Le destin d’un créateur politiquement très incorrect vaut au roman qu’Edgar Hilsenrath écrivit il y a quarante ans, Le nazi et le barbier, de nous être arrivé précédé d’une aventure éditoriale peu commune. L’auteur, survivant d’un ghetto en Ukraine, a commencé à écrire après la guerre mais son premier roman, Nacht, n’a connu qu’une brève existence dans les librairies allemandes. En revanche, l’éditeur américain qui l’avait mis à son catalogue en 1966 a demandé un autre livre à Hilsenrath. Celui-ci rédige alors, en allemand, Der Nazi und der Friseur, dont la traduction sort aux Etats-Unis en 1971. Et en France trois ans plus tard – mais, semble-t-il, dans une version incomplète. En Allemagne, une soixantaine d’éditeurs le refusent. Un des traducteurs résume les raisons du blocage: «Pas comme ça, Monsieur Hilsenrath, pas comme ça! Ce n’est pas comme ça qu’on doit parler de l’Holocauste!» On ne rit pas avec ce sujet. Surtout si on est juif…
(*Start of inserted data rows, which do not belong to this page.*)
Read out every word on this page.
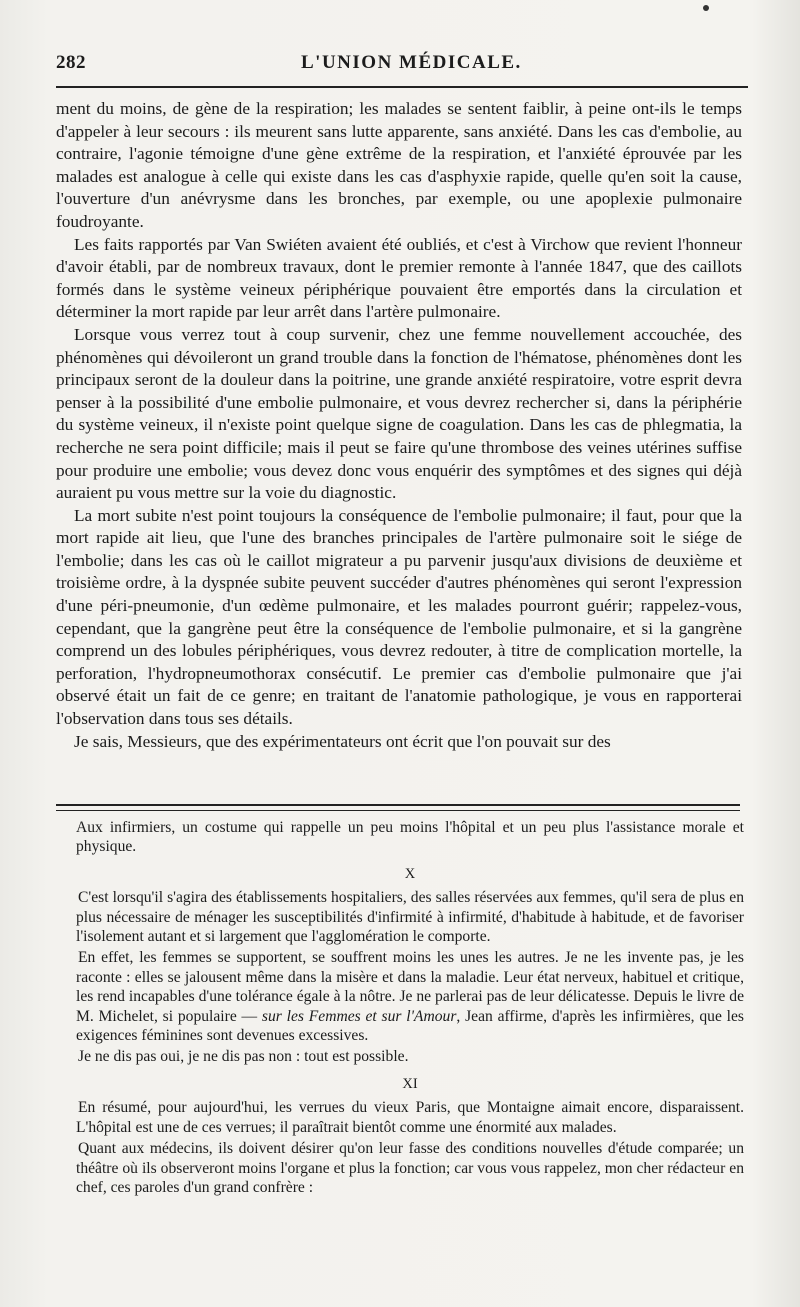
282	L'UNION MÉDICALE.

ment du moins, de gène de la respiration; les malades se sentent faiblir, à peine ont-ils le temps d'appeler à leur secours : ils meurent sans lutte apparente, sans anxiété. Dans les cas d'embolie, au contraire, l'agonie témoigne d'une gène extrême de la respiration, et l'anxiété éprouvée par les malades est analogue à celle qui existe dans les cas d'asphyxie rapide, quelle qu'en soit la cause, l'ouverture d'un anévrysme dans les bronches, par exemple, ou une apoplexie pulmonaire foudroyante.

Les faits rapportés par Van Swiéten avaient été oubliés, et c'est à Virchow que revient l'honneur d'avoir établi, par de nombreux travaux, dont le premier remonte à l'année 1847, que des caillots formés dans le système veineux périphérique pouvaient être emportés dans la circulation et déterminer la mort rapide par leur arrêt dans l'artère pulmonaire.

Lorsque vous verrez tout à coup survenir, chez une femme nouvellement accouchée, des phénomènes qui dévoileront un grand trouble dans la fonction de l'hématose, phénomènes dont les principaux seront de la douleur dans la poitrine, une grande anxiété respiratoire, votre esprit devra penser à la possibilité d'une embolie pulmonaire, et vous devrez rechercher si, dans la périphérie du système veineux, il n'existe point quelque signe de coagulation. Dans les cas de phlegmatia, la recherche ne sera point difficile; mais il peut se faire qu'une thrombose des veines utérines suffise pour produire une embolie; vous devez donc vous enquérir des symptômes et des signes qui déjà auraient pu vous mettre sur la voie du diagnostic.

La mort subite n'est point toujours la conséquence de l'embolie pulmonaire; il faut, pour que la mort rapide ait lieu, que l'une des branches principales de l'artère pulmonaire soit le siége de l'embolie; dans les cas où le caillot migrateur a pu parvenir jusqu'aux divisions de deuxième et troisième ordre, à la dyspnée subite peuvent succéder d'autres phénomènes qui seront l'expression d'une péri-pneumonie, d'un œdème pulmonaire, et les malades pourront guérir; rappelez-vous, cependant, que la gangrène peut être la conséquence de l'embolie pulmonaire, et si la gangrène comprend un des lobules périphériques, vous devrez redouter, à titre de complication mortelle, la perforation, l'hydropneumothorax consécutif. Le premier cas d'embolie pulmonaire que j'ai observé était un fait de ce genre; en traitant de l'anatomie pathologique, je vous en rapporterai l'observation dans tous ses détails.

Je sais, Messieurs, que des expérimentateurs ont écrit que l'on pouvait sur des

Aux infirmiers, un costume qui rappelle un peu moins l'hôpital et un peu plus l'assistance morale et physique.

X

C'est lorsqu'il s'agira des établissements hospitaliers, des salles réservées aux femmes, qu'il sera de plus en plus nécessaire de ménager les susceptibilités d'infirmité à infirmité, d'habitude à habitude, et de favoriser l'isolement autant et si largement que l'agglomération le comporte.

En effet, les femmes se supportent, se souffrent moins les unes les autres. Je ne les invente pas, je les raconte : elles se jalousent même dans la misère et dans la maladie. Leur état nerveux, habituel et critique, les rend incapables d'une tolérance égale à la nôtre. Je ne parlerai pas de leur délicatesse. Depuis le livre de M. Michelet, si populaire — sur les Femmes et sur l'Amour, Jean affirme, d'après les infirmières, que les exigences féminines sont devenues excessives.

Je ne dis pas oui, je ne dis pas non : tout est possible.

XI

En résumé, pour aujourd'hui, les verrues du vieux Paris, que Montaigne aimait encore, disparaissent. L'hôpital est une de ces verrues; il paraîtrait bientôt comme une énormité aux malades.

Quant aux médecins, ils doivent désirer qu'on leur fasse des conditions nouvelles d'étude comparée; un théâtre où ils observeront moins l'organe et plus la fonction; car vous vous rappelez, mon cher rédacteur en chef, ces paroles d'un grand confrère :
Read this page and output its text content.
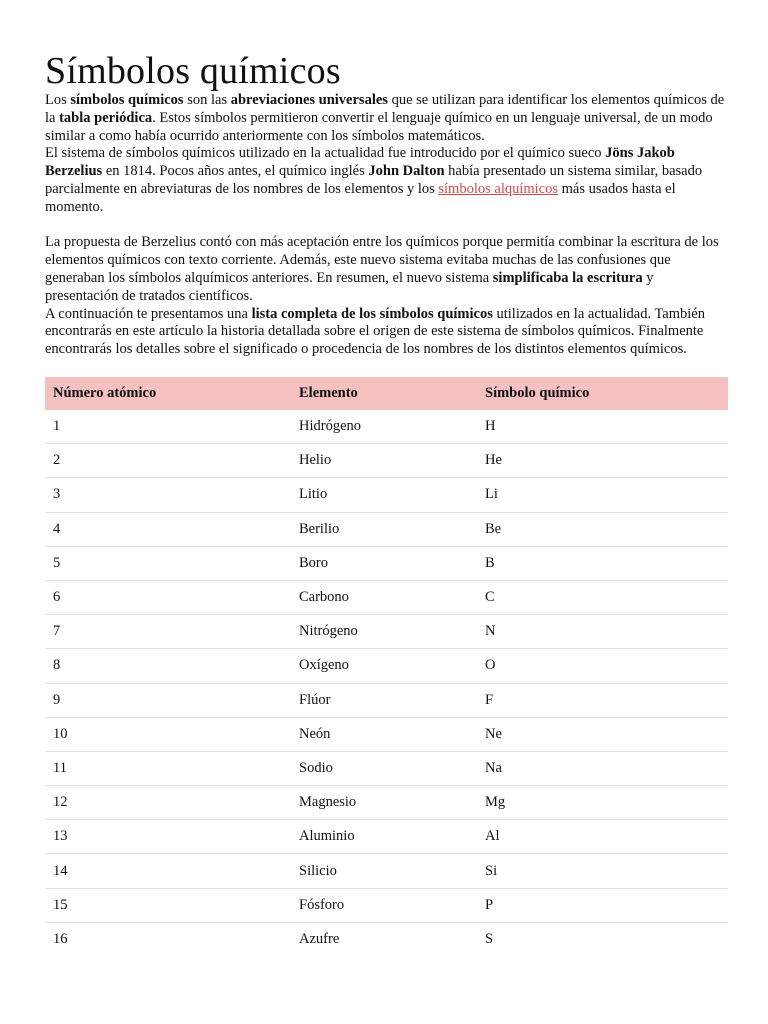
Símbolos químicos

Los símbolos químicos son las abreviaciones universales que se utilizan para identificar los elementos químicos de la tabla periódica. Estos símbolos permitieron convertir el lenguaje químico en un lenguaje universal, de un modo similar a como había ocurrido anteriormente con los símbolos matemáticos.

El sistema de símbolos químicos utilizado en la actualidad fue introducido por el químico sueco Jöns Jakob Berzelius en 1814. Pocos años antes, el químico inglés John Dalton había presentado un sistema similar, basado parcialmente en abreviaturas de los nombres de los elementos y los símbolos alquímicos más usados hasta el momento.

La propuesta de Berzelius contó con más aceptación entre los químicos porque permitía combinar la escritura de los elementos químicos con texto corriente. Además, este nuevo sistema evitaba muchas de las confusiones que generaban los símbolos alquímicos anteriores. En resumen, el nuevo sistema simplificaba la escritura y presentación de tratados científicos.

A continuación te presentamos una lista completa de los símbolos químicos utilizados en la actualidad. También encontrarás en este artículo la historia detallada sobre el origen de este sistema de símbolos químicos. Finalmente encontrarás los detalles sobre el significado o procedencia de los nombres de los distintos elementos químicos.

Número atómico	Elemento	Símbolo químico
1	Hidrógeno	H
2	Helio	He
3	Litio	Li
4	Berilio	Be
5	Boro	B
6	Carbono	C
7	Nitrógeno	N
8	Oxígeno	O
9	Flúor	F
10	Neón	Ne
11	Sodio	Na
12	Magnesio	Mg
13	Aluminio	Al
14	Silicio	Si
15	Fósforo	P
16	Azufre	S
Heureusement, un livre puissant finit toujours par trouver ses lecteurs. Après bien des années, le talent d’Edgar Hilsenrath reconnu jusque dans son pays – depuis la fin des années 80, il est couvert de prix littéraires –, voici une traduction intégrale qui secoue par l’humour dont elle déborde.
Evacuons tout de suite la barrière entre bien-pensant et mal-pensant. Entre bon et mauvais goût. Le romancier ne s’en soucie pas, pourquoi devrions-nous l’édifier dans des pages où elle ne se trouve pas? La vie de Max Schulz, d’origine aryenne pure souche quel que soit son père parmi cinq possibilités, devenu meurtrier de masse avant de prendre l’identité d’un Juif ayant échappé à l’Holocauste, relève d’une amoralité tranquille. Rien ne vaut la survie. Et celle-ci justifie tout, y compris les pires horreurs.
L’horreur commence tôt pour le petit Max. Battu et violé par son beau-père, hanté par les coups de bâtons et les sévices en tous genres, il ne trouve la paix que dans la famille d’Itzig Finkelstein. Son ami a le même âge que lui mais il est juif et le salon de coiffure de son père est très fréquenté, au contraire de celui que tient le beau-père de Max.
Au physique, tout oppose Max et Itzig. Le premier est une caricature de Juif. Le second, d’un Aryen. Les apparences trompeuses n’empêchent pas chacun de suivre son destin. Max, d’être fasciné par un discours d’Hitler qui constitue un grand moment du roman. Itzig, d’être rejeté avec sa famille et d’être déporté vers les camps de la mort au moment où Max, qui a revêtu l’uniforme SS, est devenu un assassin en série.
Comment Max, quand la guerre s’achève, échappe à la mort pour tomber entre les mains d’une vieille folle. Comment il devient, en compagnie d’une comtesse grande et blonde, un gros bonnet du marché noir. Comment il décide de se faire passer pour un Juif rescapé, de se faire tatouer un numéro sur le poignet et d’émigrer en Palestine. Comment finit cette histoire. Autant d’épisodes qu’il restera à découvrir en lisant le roman d’Edgar Hilsenrath.
C’est une expérience inhabituelle. Elle oblige à se tenir tout au bord de la folie, à laisser débouler tous les excès, à envisager l’impensable. Un impensable qui a bien eu lieu et dont l’écrivain nous fournit une version inédite. Avec les trouvailles d’une écriture où le grave et le grotesque s’équilibrent.